The announcement of the U.S. tariffs comes as protestors head to Madrid to demand action on low olive oil prices. Government officials fear Andalusia, one of Spain's poorest regions, will be hit the hardest by the tariffs.
As the dust settles on the United States Trade Representative’s (USTR) decision to impose retaliatory tariffs on $7.5 billion worth of imported goods from the European Union, Spanish olive growers, oil producers and government officials are left to work out what comes next.
Last week, the USTR imposed a 25 percent tariff on imports of Spanish virgin and non-virgin olive oil in all of its fractions in containers of less than 18 kilograms (39.7 lbs) as part of a series of retaliatory countermeasures against E.U. countries that illegally subsidized aircraft manufacturer Airbus.
(The United States) cannot take the agricultural products of Spain and Andalusia hostage.- Carmen Crespo, Andalusia’s Minister of Agriculture
Cristobal Gallego, the head of olive oil for Andalusia’s Coordinator of Agriculture and Livestock Organizations (COAG), estimates that these tariffs will directly impact 50,000 tons of Spanish olive oil exports to the U.S., about 43 percent of Spain’s annual export total to the country.
Gallego also advocates for a “blunt” response from the E.U. to the U.S. tariffs but warned against any type of retaliation that would lead to an escalation in the growing trade dispute.
See Also:Olive Oil Trade NewsLuis Planas, Spain’s Minister of Agriculture, Food and Fisheries, also called on the E.U. to work with the Spanish government in order to protect the trading bloc’s agricultural sector from the impacts of the U.S. tariffs.
“We are all united in the firmness of the negotiation that the European Union must follow with the United States so that the agri-food sector is left out of this dispute and is not affected by possible commercial sanctions, since it is not the subject of the discussion,” he said.
Already, olive oil prices in Spain have fallen as a result of the impending tariffs. According to the most recent data from Poolred, an organization that tracks olive oil prices, the average price of extra virgin olive oil dropped by five percent, down to €2.104 ($2.310) per kilogram. Virgin olive oil prices and olive oil lampante prices also fell slightly.

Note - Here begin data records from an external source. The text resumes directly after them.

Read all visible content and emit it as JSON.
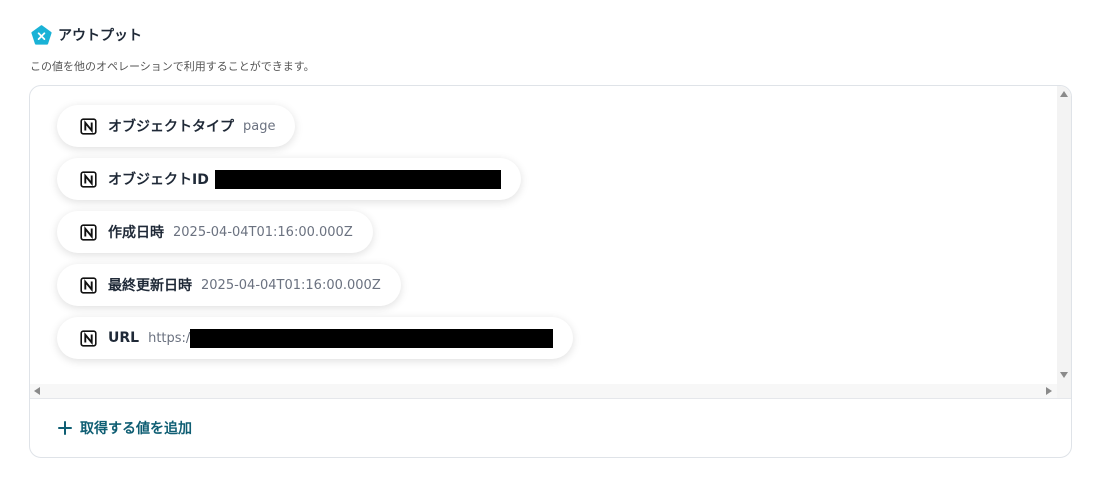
{
  "header": {
    "title": "アウトプット",
    "icon": "yoom-pentagon-icon",
    "icon_color": "#1ab2d6"
  },
  "subtitle": "この値を他のオペレーションで利用することができます。",
  "outputs": [
    {
      "label": "オブジェクトタイプ",
      "value": "page",
      "icon": "notion-icon",
      "redacted": false
    },
    {
      "label": "オブジェクトID",
      "value": "",
      "icon": "notion-icon",
      "redacted": true
    },
    {
      "label": "作成日時",
      "value": "2025-04-04T01:16:00.000Z",
      "icon": "notion-icon",
      "redacted": false
    },
    {
      "label": "最終更新日時",
      "value": "2025-04-04T01:16:00.000Z",
      "icon": "notion-icon",
      "redacted": false
    },
    {
      "label": "URL",
      "value": "https:/",
      "icon": "notion-icon",
      "redacted": true
    }
  ],
  "add_button": {
    "label": "取得する値を追加",
    "icon": "plus-icon",
    "color": "#0f5e73"
  }
}
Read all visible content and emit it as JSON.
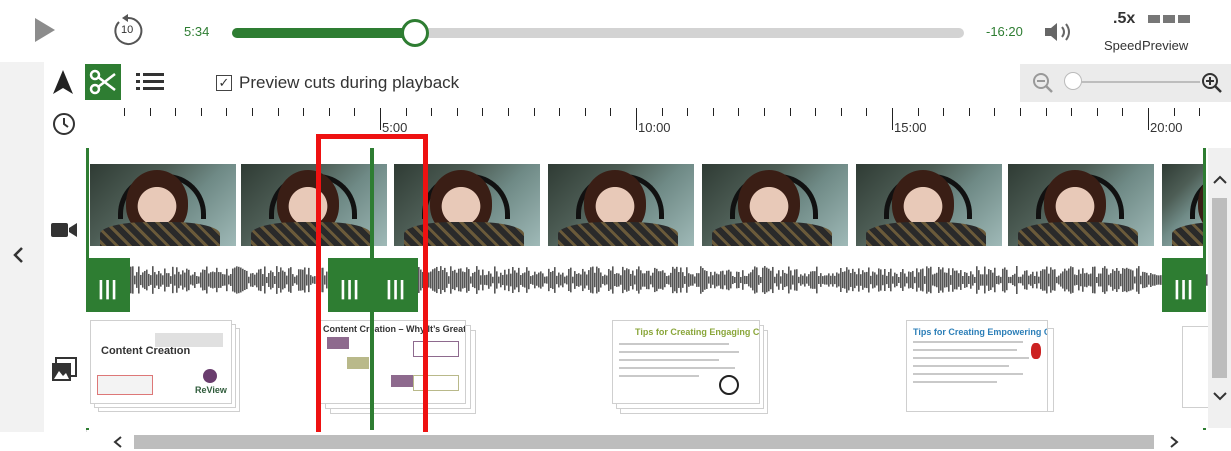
{
  "player": {
    "elapsed": "5:34",
    "remaining": "-16:20",
    "progress_fraction": 0.25,
    "skip_back_seconds": "10",
    "speed_value": ".5x",
    "speed_label": "Speed",
    "preview_label": "Preview"
  },
  "toolbar": {
    "preview_cuts_label": "Preview cuts during playback",
    "preview_cuts_checked": true,
    "zoom_fraction": 0.0
  },
  "ruler": {
    "labels": [
      "5:00",
      "10:00",
      "15:00",
      "20:00"
    ]
  },
  "slides": [
    {
      "title": "Content Creation",
      "logo_text": "ReView"
    },
    {
      "title": "Content Creation – Why It’s Great"
    },
    {
      "title": "Tips for Creating Engaging Content"
    },
    {
      "title": "Tips for Creating Empowering Content"
    }
  ],
  "colors": {
    "accent": "#2e7d32",
    "highlight": "#ee1111"
  },
  "icons": {
    "play": "play-icon",
    "skip_back": "rewind-10-icon",
    "volume": "volume-icon",
    "preview": "preview-icon",
    "select": "arrow-cursor-icon",
    "cut": "scissors-icon",
    "list": "list-icon",
    "clock": "clock-icon",
    "video": "video-camera-icon",
    "slides": "image-gallery-icon",
    "zoom_out": "zoom-out-icon",
    "zoom_in": "zoom-in-icon"
  }
}
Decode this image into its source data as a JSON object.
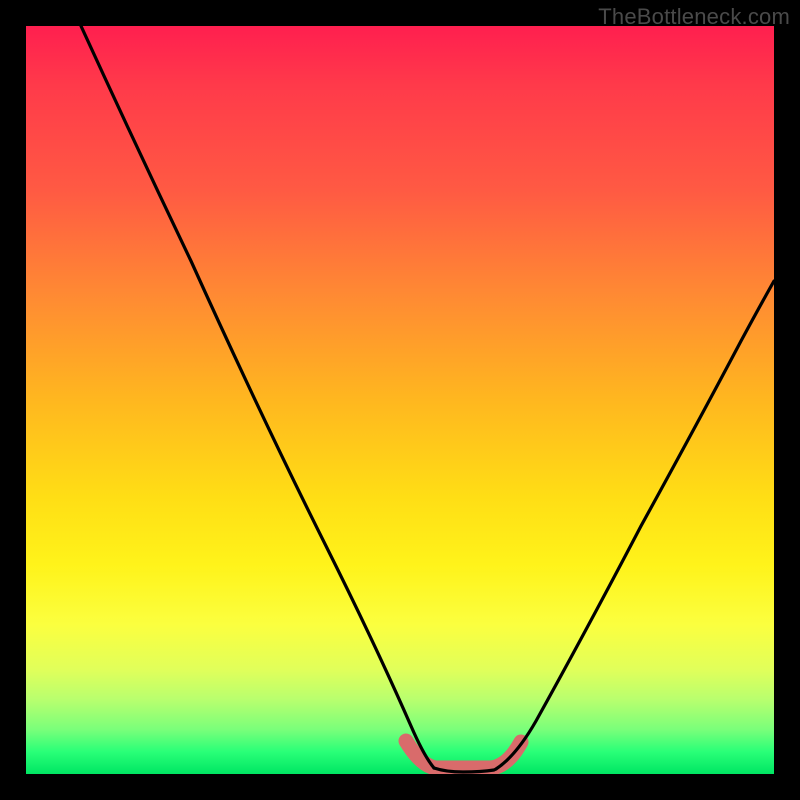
{
  "watermark": "TheBottleneck.com",
  "colors": {
    "background": "#000000",
    "curve": "#000000",
    "highlight": "#d96b6b",
    "gradient_top": "#ff1f4f",
    "gradient_bottom": "#00e663"
  },
  "chart_data": {
    "type": "line",
    "title": "",
    "xlabel": "",
    "ylabel": "",
    "xlim": [
      0,
      100
    ],
    "ylim": [
      0,
      100
    ],
    "grid": false,
    "note": "Bottleneck-style V curve: y ≈ 100 at edges, y ≈ 0 at the flat trough around x 55–63. Values estimated from pixel positions (no axis ticks present).",
    "series": [
      {
        "name": "left-branch",
        "x": [
          8,
          12,
          16,
          20,
          24,
          28,
          32,
          36,
          40,
          44,
          48,
          51,
          53,
          55
        ],
        "y": [
          100,
          92,
          84,
          75,
          66,
          57,
          48,
          40,
          31,
          22,
          13,
          7,
          3,
          1
        ]
      },
      {
        "name": "trough",
        "x": [
          55,
          57,
          59,
          61,
          63
        ],
        "y": [
          1,
          0.5,
          0.5,
          0.5,
          1
        ]
      },
      {
        "name": "right-branch",
        "x": [
          63,
          66,
          70,
          74,
          78,
          82,
          86,
          90,
          94,
          98,
          100
        ],
        "y": [
          1,
          4,
          10,
          18,
          26,
          34,
          42,
          50,
          57,
          63,
          66
        ]
      },
      {
        "name": "highlight-region",
        "x": [
          52,
          55,
          59,
          63,
          65
        ],
        "y": [
          4,
          1,
          0.5,
          1,
          3
        ]
      }
    ]
  }
}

In recent weeks, prices had remained steady and even increased a bit. Some in the Spanish olive oil sector had expressed cautious optimism that an off-year harvest combined with new measures from the European Commission regarding self-regulation would help prices recover.
Provoked by these low olive oil prices, thousands of olive farmers and oil producers are set to protest in Madrid on October 10. Organizers estimate that 13,000 producers will head to the Spanish capital demanding aid for those struggling to get by due to the low prices.

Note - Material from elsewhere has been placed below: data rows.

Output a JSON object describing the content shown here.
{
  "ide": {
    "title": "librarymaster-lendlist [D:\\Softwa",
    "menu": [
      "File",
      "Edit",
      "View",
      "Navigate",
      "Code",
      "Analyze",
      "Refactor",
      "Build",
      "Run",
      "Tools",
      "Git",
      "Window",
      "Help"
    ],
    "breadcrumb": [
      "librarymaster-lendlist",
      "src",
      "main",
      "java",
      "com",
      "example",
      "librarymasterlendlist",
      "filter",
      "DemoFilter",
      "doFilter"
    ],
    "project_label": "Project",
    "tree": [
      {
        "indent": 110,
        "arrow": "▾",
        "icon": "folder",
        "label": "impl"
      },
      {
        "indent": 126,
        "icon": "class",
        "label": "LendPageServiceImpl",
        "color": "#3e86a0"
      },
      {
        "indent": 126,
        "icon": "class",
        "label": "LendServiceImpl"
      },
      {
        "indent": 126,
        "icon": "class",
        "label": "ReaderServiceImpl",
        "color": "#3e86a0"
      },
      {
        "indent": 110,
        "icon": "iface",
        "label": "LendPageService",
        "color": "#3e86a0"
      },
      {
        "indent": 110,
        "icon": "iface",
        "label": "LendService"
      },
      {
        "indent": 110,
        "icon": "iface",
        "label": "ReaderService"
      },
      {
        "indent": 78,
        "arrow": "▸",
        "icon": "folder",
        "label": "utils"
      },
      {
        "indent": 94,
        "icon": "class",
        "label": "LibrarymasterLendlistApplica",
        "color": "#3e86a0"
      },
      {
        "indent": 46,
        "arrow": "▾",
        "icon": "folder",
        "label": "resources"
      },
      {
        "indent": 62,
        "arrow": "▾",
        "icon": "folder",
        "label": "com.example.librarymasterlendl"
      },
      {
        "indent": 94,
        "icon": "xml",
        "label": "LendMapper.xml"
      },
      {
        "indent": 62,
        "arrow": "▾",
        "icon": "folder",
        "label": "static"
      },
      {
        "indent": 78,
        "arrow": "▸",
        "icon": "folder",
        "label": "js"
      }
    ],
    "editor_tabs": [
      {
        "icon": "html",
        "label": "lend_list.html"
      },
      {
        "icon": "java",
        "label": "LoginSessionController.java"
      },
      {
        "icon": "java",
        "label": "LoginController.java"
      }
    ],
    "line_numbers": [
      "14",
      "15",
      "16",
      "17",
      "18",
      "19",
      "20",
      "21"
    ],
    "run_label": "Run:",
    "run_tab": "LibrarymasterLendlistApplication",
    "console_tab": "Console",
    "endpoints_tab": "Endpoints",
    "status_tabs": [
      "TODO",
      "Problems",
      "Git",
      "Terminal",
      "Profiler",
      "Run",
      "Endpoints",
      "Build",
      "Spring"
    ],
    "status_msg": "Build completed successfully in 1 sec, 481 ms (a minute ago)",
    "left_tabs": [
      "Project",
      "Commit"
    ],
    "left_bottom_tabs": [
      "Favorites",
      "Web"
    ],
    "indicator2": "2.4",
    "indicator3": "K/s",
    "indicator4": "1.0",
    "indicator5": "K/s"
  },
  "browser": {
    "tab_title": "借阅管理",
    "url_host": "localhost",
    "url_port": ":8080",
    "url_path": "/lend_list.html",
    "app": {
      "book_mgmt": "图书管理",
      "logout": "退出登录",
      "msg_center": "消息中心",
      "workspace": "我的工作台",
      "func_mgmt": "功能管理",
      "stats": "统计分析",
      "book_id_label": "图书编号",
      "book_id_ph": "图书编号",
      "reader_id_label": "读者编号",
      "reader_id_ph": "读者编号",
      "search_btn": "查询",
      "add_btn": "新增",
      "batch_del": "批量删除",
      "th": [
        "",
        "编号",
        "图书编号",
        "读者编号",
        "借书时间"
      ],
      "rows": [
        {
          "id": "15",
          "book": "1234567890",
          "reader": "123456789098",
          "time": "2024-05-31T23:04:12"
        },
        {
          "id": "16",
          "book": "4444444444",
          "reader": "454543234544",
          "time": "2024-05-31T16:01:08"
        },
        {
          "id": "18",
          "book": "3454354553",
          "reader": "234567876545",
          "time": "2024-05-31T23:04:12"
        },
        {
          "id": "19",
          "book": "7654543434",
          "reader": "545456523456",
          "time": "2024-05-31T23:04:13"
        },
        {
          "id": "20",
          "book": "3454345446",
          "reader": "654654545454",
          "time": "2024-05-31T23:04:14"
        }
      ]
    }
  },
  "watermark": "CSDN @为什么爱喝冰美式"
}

The newly imposed tariffs will also be high on the list of protestors’ concerns. Olive oil exports from the rest of the E.U. were removed from the initial list of retaliatory tariffs, leaving Spanish producers at a sharp competitive disadvantage.
“That 25 percent tariff means that after October 18 we will lose the U.S. market; we will not be able to rival our competitors,” Rafael Pico Lapuente, the director of the Spanish Association of Olive Oil Exporting, Industry and Commerce (Asoliva), told German state broadcaster DW. “We also do not have the chance to sell 230,000 tons in other markets outside the U.S. For us, this loss is a catastrophe.”
According to data from the U.S. Department of Commerce, Spain exported 115,000 tons of olive oil – worth about €400 million ($439 million) – to the U.S. last year, which made up slightly more than 35 percent of all American olive oil imports.
Government officials worry that this significant economic loss will hit Andalusia the hardest. The southern Spanish autonomous community is responsible for 80 percent of Spain’s olive oil production and is still suffering economic hardships from the 2008 financial crisis, with unemployment rates still as high as 23 percent and youth unemployment at a staggering 40 percent.
“[The United States] cannot take the agricultural products of Spain and Andalusia hostage,” Carmen Crespo, the autonomous community’s Minister of Agriculture, Livestock, Fisheries and Sustainable Development, said.
She will head to Madrid to discuss an appropriate response to the tariffs with Planas and other government officials.
“[We need] a common front of all administrations along with the European Union that allows us to mitigate these circumstances, which have a very negative influence on the trade of our products and make it infeasible that farmers and producers get a fair price, putting their competitiveness at risk,” she added.